Eventually, his younger wife left him and he became a beggar. One day while begging, he came across his first wife whom he didn’t recognize because of his blindness. She took him in and cooked him a meal and took care of him. He told his wife his sad story of his life and his remorse for his misdeeds.
When she heard him apologize for how he’d wronged her, she told him to open his eyes and when he did, his sight was restored. But having seen his wife and her kindness to him even after his betrayal, he threw himself on the kitchen fire in shame for his actions when he was younger.
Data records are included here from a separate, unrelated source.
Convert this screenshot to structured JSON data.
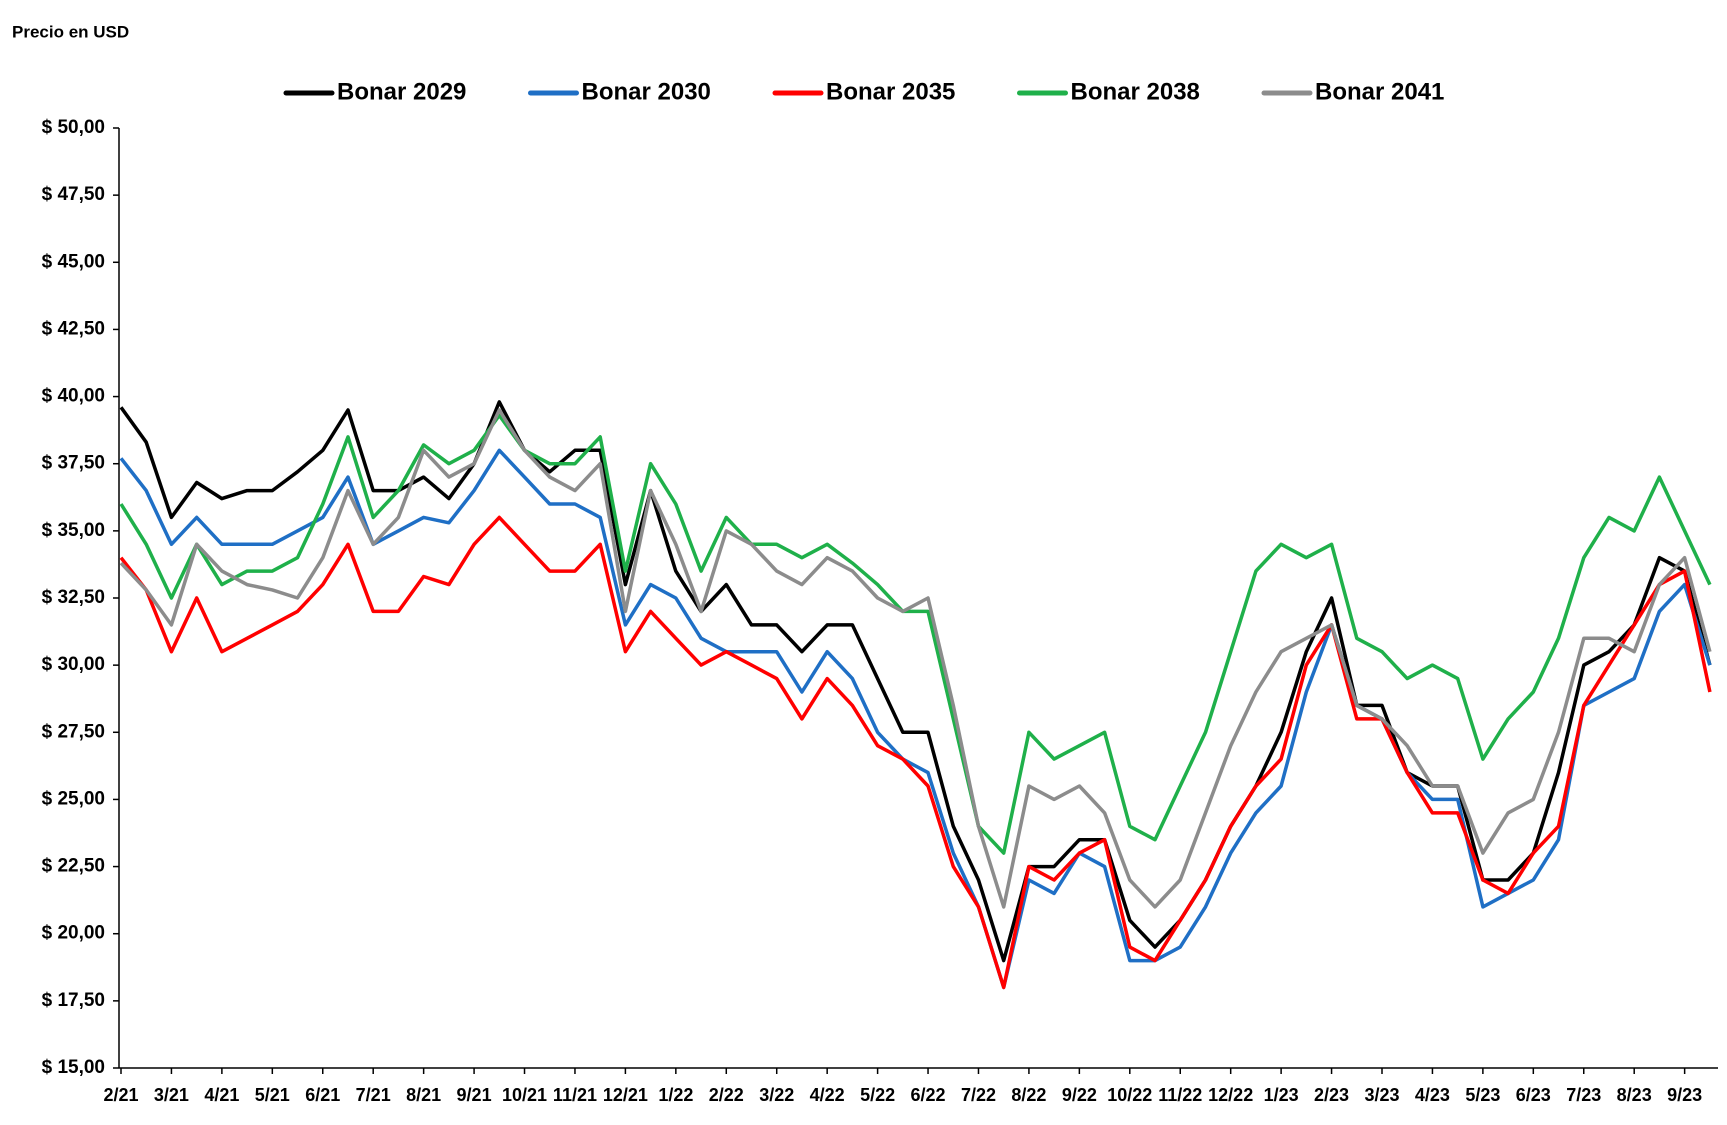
{
  "chart_data": {
    "type": "line",
    "ylabel": "Precio en USD",
    "categories": [
      "2/21",
      null,
      "3/21",
      null,
      "4/21",
      null,
      "5/21",
      null,
      "6/21",
      null,
      "7/21",
      null,
      "8/21",
      null,
      "9/21",
      null,
      "10/21",
      null,
      "11/21",
      null,
      "12/21",
      null,
      "1/22",
      null,
      "2/22",
      null,
      "3/22",
      null,
      "4/22",
      null,
      "5/22",
      null,
      "6/22",
      null,
      "7/22",
      null,
      "8/22",
      null,
      "9/22",
      null,
      "10/22",
      null,
      "11/22",
      null,
      "12/22",
      null,
      "1/23",
      null,
      "2/23",
      null,
      "3/23",
      null,
      "4/23",
      null,
      "5/23",
      null,
      "6/23",
      null,
      "7/23",
      null,
      "8/23",
      null,
      "9/23",
      null
    ],
    "series": [
      {
        "name": "Bonar 2029",
        "color": "#000000",
        "values": [
          39.6,
          38.3,
          35.5,
          36.8,
          36.2,
          36.5,
          36.5,
          37.2,
          38,
          39.5,
          36.5,
          36.5,
          37,
          36.2,
          37.5,
          39.8,
          38,
          37.2,
          38,
          38,
          33,
          36.5,
          33.5,
          32,
          33,
          31.5,
          31.5,
          30.5,
          31.5,
          31.5,
          29.5,
          27.5,
          27.5,
          24,
          22,
          19,
          22.5,
          22.5,
          23.5,
          23.5,
          20.5,
          19.5,
          20.5,
          22,
          24,
          25.5,
          27.5,
          30.5,
          32.5,
          28.5,
          28.5,
          26,
          25.5,
          25.5,
          22,
          22,
          23,
          26,
          30,
          30.5,
          31.5,
          34,
          33.5,
          30
        ]
      },
      {
        "name": "Bonar 2030",
        "color": "#1f6fc5",
        "values": [
          37.7,
          36.5,
          34.5,
          35.5,
          34.5,
          34.5,
          34.5,
          35,
          35.5,
          37,
          34.5,
          35,
          35.5,
          35.3,
          36.5,
          38,
          37,
          36,
          36,
          35.5,
          31.5,
          33,
          32.5,
          31,
          30.5,
          30.5,
          30.5,
          29,
          30.5,
          29.5,
          27.5,
          26.5,
          26,
          23,
          21,
          18,
          22,
          21.5,
          23,
          22.5,
          19,
          19,
          19.5,
          21,
          23,
          24.5,
          25.5,
          29,
          31.5,
          28.5,
          28,
          26,
          25,
          25,
          21,
          21.5,
          22,
          23.5,
          28.5,
          29,
          29.5,
          32,
          33,
          30
        ]
      },
      {
        "name": "Bonar 2035",
        "color": "#ff0000",
        "values": [
          34,
          32.8,
          30.5,
          32.5,
          30.5,
          31,
          31.5,
          32,
          33,
          34.5,
          32,
          32,
          33.3,
          33,
          34.5,
          35.5,
          34.5,
          33.5,
          33.5,
          34.5,
          30.5,
          32,
          31,
          30,
          30.5,
          30,
          29.5,
          28,
          29.5,
          28.5,
          27,
          26.5,
          25.5,
          22.5,
          21,
          18,
          22.5,
          22,
          23,
          23.5,
          19.5,
          19,
          20.5,
          22,
          24,
          25.5,
          26.5,
          30,
          31.5,
          28,
          28,
          26,
          24.5,
          24.5,
          22,
          21.5,
          23,
          24,
          28.5,
          30,
          31.5,
          33,
          33.5,
          29
        ]
      },
      {
        "name": "Bonar 2038",
        "color": "#1fb04a",
        "values": [
          36,
          34.5,
          32.5,
          34.5,
          33,
          33.5,
          33.5,
          34,
          36,
          38.5,
          35.5,
          36.5,
          38.2,
          37.5,
          38,
          39.3,
          38,
          37.5,
          37.5,
          38.5,
          33.5,
          37.5,
          36,
          33.5,
          35.5,
          34.5,
          34.5,
          34,
          34.5,
          33.8,
          33,
          32,
          32,
          28,
          24,
          23,
          27.5,
          26.5,
          27,
          27.5,
          24,
          23.5,
          25.5,
          27.5,
          30.5,
          33.5,
          34.5,
          34,
          34.5,
          31,
          30.5,
          29.5,
          30,
          29.5,
          26.5,
          28,
          29,
          31,
          34,
          35.5,
          35,
          37,
          35,
          33
        ]
      },
      {
        "name": "Bonar 2041",
        "color": "#8c8c8c",
        "values": [
          33.8,
          32.8,
          31.5,
          34.5,
          33.5,
          33,
          32.8,
          32.5,
          34,
          36.5,
          34.5,
          35.5,
          38,
          37,
          37.5,
          39.5,
          38,
          37,
          36.5,
          37.5,
          32,
          36.5,
          34.5,
          32,
          35,
          34.5,
          33.5,
          33,
          34,
          33.5,
          32.5,
          32,
          32.5,
          28.5,
          24,
          21,
          25.5,
          25,
          25.5,
          24.5,
          22,
          21,
          22,
          24.5,
          27,
          29,
          30.5,
          31,
          31.5,
          28.5,
          28,
          27,
          25.5,
          25.5,
          23,
          24.5,
          25,
          27.5,
          31,
          31,
          30.5,
          33,
          34,
          30.5
        ]
      }
    ],
    "ylim": [
      15,
      50
    ],
    "yticks": [
      {
        "value": 15,
        "label": "$ 15,00"
      },
      {
        "value": 17.5,
        "label": "$ 17,50"
      },
      {
        "value": 20,
        "label": "$ 20,00"
      },
      {
        "value": 22.5,
        "label": "$ 22,50"
      },
      {
        "value": 25,
        "label": "$ 25,00"
      },
      {
        "value": 27.5,
        "label": "$ 27,50"
      },
      {
        "value": 30,
        "label": "$ 30,00"
      },
      {
        "value": 32.5,
        "label": "$ 32,50"
      },
      {
        "value": 35,
        "label": "$ 35,00"
      },
      {
        "value": 37.5,
        "label": "$ 37,50"
      },
      {
        "value": 40,
        "label": "$ 40,00"
      },
      {
        "value": 42.5,
        "label": "$ 42,50"
      },
      {
        "value": 45,
        "label": "$ 45,00"
      },
      {
        "value": 47.5,
        "label": "$ 47,50"
      },
      {
        "value": 50,
        "label": "$ 50,00"
      }
    ],
    "grid": false,
    "legend": "top"
  }
}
From this story Zhang Lang, the mortal, became known as Zao Jun, the god of the kitchen or god of the stove. It’s also why he’s often depicted in photographs between two women or with one woman.
For the Chinese there are many traditions based around the kitchen and stove that are important in feng shui too.
The kitchen is a symbol of how we care for ourselves and the way we treat our resources (food & money). The kitchen, in short, represents our wealth, and the health and well-being of our family.
Are we wise with our food, replenishing as needed and not letting food get old, stale or decomposed or our kitchen dirty?
Some people like to buy a lot of food and then throw it away. That’s wasteful, not to mention bad feng shui.
Some like to fritter their money on specialty food items that aren’t used very often and that also represents wasted money.
And then some buy what they need, eat it, and then replenish their pantry and refrigerators. This is a very good feng shui way to treat food, as it gives respect to the valuable resource that it is — and to our health.
Keep your kitchen god happy — and you more prosperous and healthy too — by observing these feng shui kitchen and stove tips.
Watch for clashes of fire and water.
The stove, in particular, is the source of the fire, the ability to transform our food to nourishment and delicious meals. Avoid keeping pots of water, such as teapots on the stove. It’s important that the fire energy of the stove remains strong, but not too strong. Water left on the stove, such as in a teapot represents the fire being put out on the stove.
Utilize all your stove’s burners.
We often use one or two burners on our stoves, but try to avoid that. Use all the burners regularly to keep the stove energy strong in your home.
Keep your stove clean.
This is vital. If your stove and oven are dirty and grimy, they impart negative chi to your food and that brings down your personal energy, prosperity and the chi of your food.
Avoid damaged, dented or scratched pans and utensils.
When you cook with pots and pans that are damaged, you impart that damaged chi to your food, making it less appealing to you. The damage extends to the food that’s cooked in the pans. Further, scratched non-stick pans can actually be dangerous and leach the non-stick coating into your food. Throw them away.
Move the kitchen trash away from the stove.
The stove represents clean, new, healthful food. Your kitchen trash can represents unused, old or rotting food. Keep them away from one another.
Make sure the stove and sink don’t face one another.
This can cause the man and woman of the house to fight and argue. Although popular in decorating and design circles, this is a taboo in feng shui. Hang a faceted crystal between the two, and if there’s room, consider adding an island here with a stone top to stop the bickering and the clash of fire and water.
Keep the hearth fire lit.
A stove represents the hearth and fire in a home. For that reason, keep a small nightlight on in the kitchen even during the nighttime to represent the burning embers that provide heat and cook your food. A dark, cold kitchen represents ill health.
Throw away small bits of food.
Have a jar of jelly with just a tablespoon or two left in it? Avoid restocking your pantry or refrigerator with almost-empty jars. Either use the food up or throw it away. Almost-empty jars represents loss of wealth.
Be wary of too much fire.
Feng shui is always about balance. There can be too much of a good thing — like too much water or too much fire. Some feng shui experts recommend placing mirrors to reflect the stove’s burners in the belief that this doubles the food, thereby signifying wealth.
But this practice only doubles the fire element, not the food. If you want to double the food you see, place a mirror in the dining room instead. A little fire keeps the house warm and cooks your food. Too much fire can burn the house down and create arguments and tension. Keep your fire element under control.